Topic: Username login security?

Can we have upper / lower case enforcement on the username for the login screen?

Right now to login any combination of upper or lower case letters logs in successfully

Admin
is the same as
admin
or
aDmin
or admiN

all work.

Username is half the login key, should have same check as passwords ...

Thanks!!

Re: Username login security?

I agree..

Re: Username login security?

I am not so sure about this. It is very common to let the username be case insensitive.
It is more important that the password is strong. And, really, this is not a Fort Knox issue.

Joe

Re: Username login security?

@joe
I like the Fort Knox analogy... smile big_smile
I still agree that we need a stronger userid. Most of the sites I visit now have userid rules (not passwords only). This admin is very trivial... of course users need to change it anyway..

5 (edited by Technicavolous 07/21/2021 04:28:50 pm)
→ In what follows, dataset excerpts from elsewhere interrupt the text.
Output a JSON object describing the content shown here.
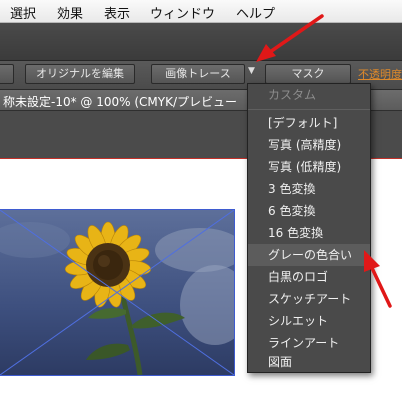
{
  "menubar": {
    "items": [
      "選択",
      "効果",
      "表示",
      "ウィンドウ",
      "ヘルプ"
    ]
  },
  "controlbar": {
    "edit_original_label": "オリジナルを編集",
    "image_trace_label": "画像トレース",
    "dropdown_arrow": "▼",
    "mask_label": "マスク",
    "opacity_label": "不透明度"
  },
  "document": {
    "tab_title": "称未設定-10* @ 100% (CMYK/プレビュー"
  },
  "trace_menu": {
    "header": "カスタム",
    "items": [
      "[デフォルト]",
      "写真 (高精度)",
      "写真 (低精度)",
      "3 色変換",
      "6 色変換",
      "16 色変換",
      "グレーの色合い",
      "白黒のロゴ",
      "スケッチアート",
      "シルエット",
      "ラインアート",
      "図面"
    ],
    "highlighted_index": 6
  },
  "colors": {
    "annotation_arrow": "#e01818",
    "selection_outline": "#3e5bd0",
    "accent_link": "#e08a2a"
  }
}
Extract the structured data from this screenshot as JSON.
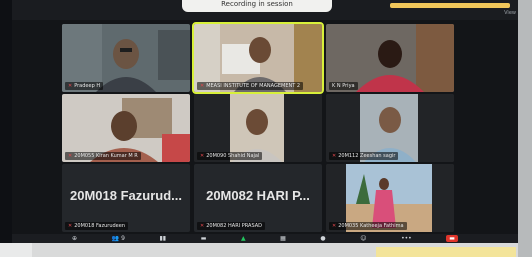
{
  "app": {
    "top_notice": "Recording in session",
    "view_label": "View",
    "accent_color": "#d8f03a",
    "mute_color": "#e5484d"
  },
  "participants": [
    {
      "name": "Pradeep H",
      "muted": true,
      "has_video": true,
      "avatar_text": ""
    },
    {
      "name": "MEASI INSTITUTE OF MANAGEMENT 2",
      "muted": true,
      "has_video": true,
      "active_speaker": true
    },
    {
      "name": "K N Priya",
      "muted": false,
      "has_video": true
    },
    {
      "name": "20M055 Kiran Kumar M R",
      "muted": true,
      "has_video": true
    },
    {
      "name": "20M090 Shahid Najal",
      "muted": true,
      "has_video": true
    },
    {
      "name": "20M112 Zeeshan sagir",
      "muted": true,
      "has_video": true
    },
    {
      "name": "20M018 Fazurudeen",
      "muted": true,
      "has_video": false,
      "display_name": "20M018 Fazurud..."
    },
    {
      "name": "20M082 HARI PRASAD",
      "muted": true,
      "has_video": false,
      "display_name": "20M082 HARI P..."
    },
    {
      "name": "20M035 Katheeja Fathima",
      "muted": true,
      "has_video": true
    }
  ],
  "toolbar": {
    "participants_count": "9",
    "items": [
      {
        "icon": "participants-icon",
        "label": "9"
      },
      {
        "icon": "chart-icon",
        "label": ""
      },
      {
        "icon": "chat-icon",
        "label": ""
      },
      {
        "icon": "share-screen-icon",
        "label": ""
      },
      {
        "icon": "grid-icon",
        "label": ""
      },
      {
        "icon": "record-icon",
        "label": ""
      },
      {
        "icon": "reactions-icon",
        "label": ""
      },
      {
        "icon": "more-icon",
        "label": ""
      },
      {
        "icon": "leave-icon",
        "label": ""
      }
    ]
  }
}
Re: Username login security?

Thanks for the reply and consideration.

More and more user / pass is looking at user rules. I used admin as example, we had set up users with upper / lower case and characters and determined case was insensitive. It's nothing new -

https://passwordbits.com/usernames-need-unique/

just for your consideration ...

Thanks!!

Re: Username login security?

@joe , basically we have md5 encryption,  which is ok for Password. But now a days. Securing our framework is more important.  Than enhancing it. People are looking with two step authentications to prevent unknown tries.  But I feel the username case sensitive is a good to have for customers.